Eşi trafik kazası geçiren Begüm Eken’in hikâyesi beni çok etkilemişti. Evliliklerinin birinci yılında eşi büyük bir trafik kazası geçiriyor. Boynundan aşağısı felçli kalıyor. Begüm Hanım da ilk günden itibaren eşinin gözü, kulağı oluyor ona bebek gibi bakıyor. Karşılıksız sevginin ne olduğunu çok iyi görüyorsunuz.
Kitabın bir bölümünde de ismini vermek istemeyenlerin öyküleri var
Evet o bölümde de babasını vuran bir kadının öyküsü beni çok etkilemişti.
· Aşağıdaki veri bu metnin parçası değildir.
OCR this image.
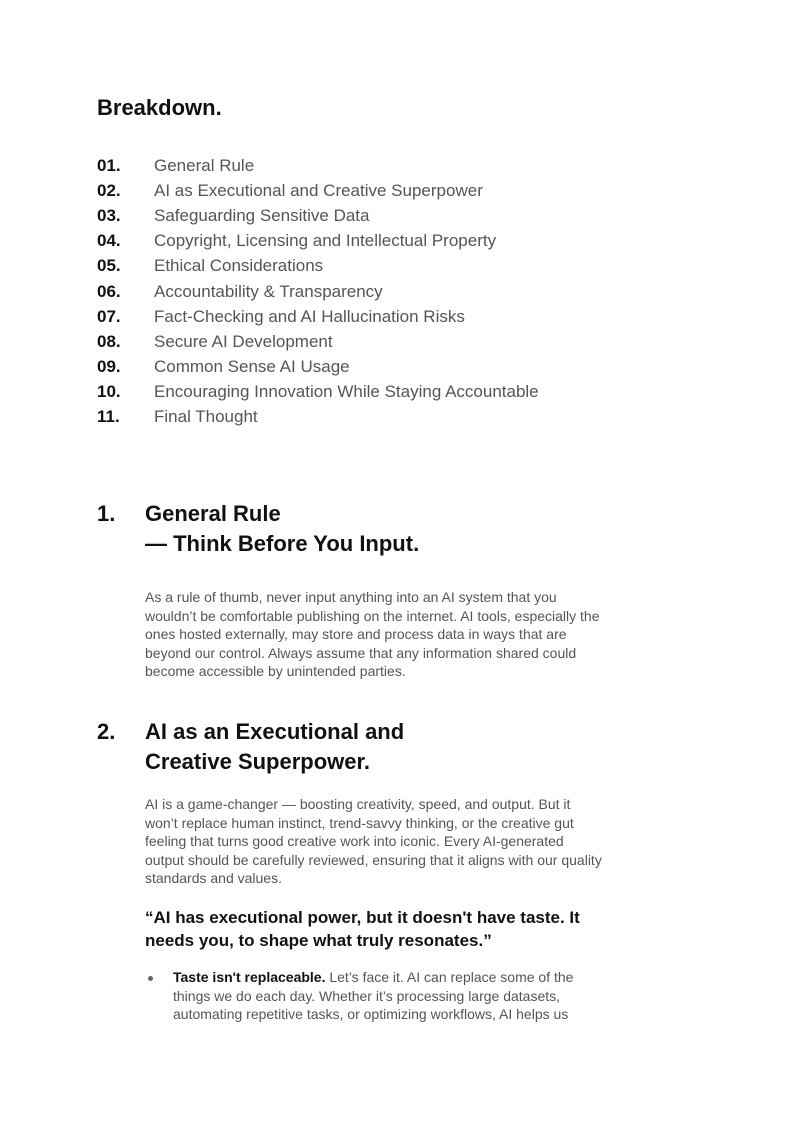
Breakdown.
01.	General Rule
02.	AI as Executional and Creative Superpower
03.	Safeguarding Sensitive Data
04.	Copyright, Licensing and Intellectual Property
05.	Ethical Considerations
06.	Accountability & Transparency
07.	Fact-Checking and AI Hallucination Risks
08.	Secure AI Development
09.	Common Sense AI Usage
10.	Encouraging Innovation While Staying Accountable
11.	Final Thought
1. General Rule
— Think Before You Input.

As a rule of thumb, never input anything into an AI system that you wouldn’t be comfortable publishing on the internet. AI tools, especially the ones hosted externally, may store and process data in ways that are beyond our control. Always assume that any information shared could become accessible by unintended parties.

2. AI as an Executional and
Creative Superpower.

AI is a game-changer — boosting creativity, speed, and output. But it won’t replace human instinct, trend-savvy thinking, or the creative gut feeling that turns good creative work into iconic. Every AI-generated output should be carefully reviewed, ensuring that it aligns with our quality standards and values.

“AI has executional power, but it doesn't have taste. It needs you, to shape what truly resonates.”

Taste isn't replaceable. Let’s face it. AI can replace some of the things we do each day. Whether it’s processing large datasets, automating repetitive tasks, or optimizing workflows, AI helps us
O kadın da babası yüzünden çok erken olgunlaşmıştı.
Kitabı okuyanlar ne düşünsün, kitap onlarda nasıl bir etki bıraksın istersiniz?
Öncelikle kendilerine rol model çıkarsınlar isterim. Bunu bende yapabilirim desinler. Özünde kitaptaki bütün kadınlar kendilerine inanmış ve kendilerini sevmişler. En başta kendilerine güvenip inansınlar.
Bu öykülerin yani kitabın devamı gelecek mi?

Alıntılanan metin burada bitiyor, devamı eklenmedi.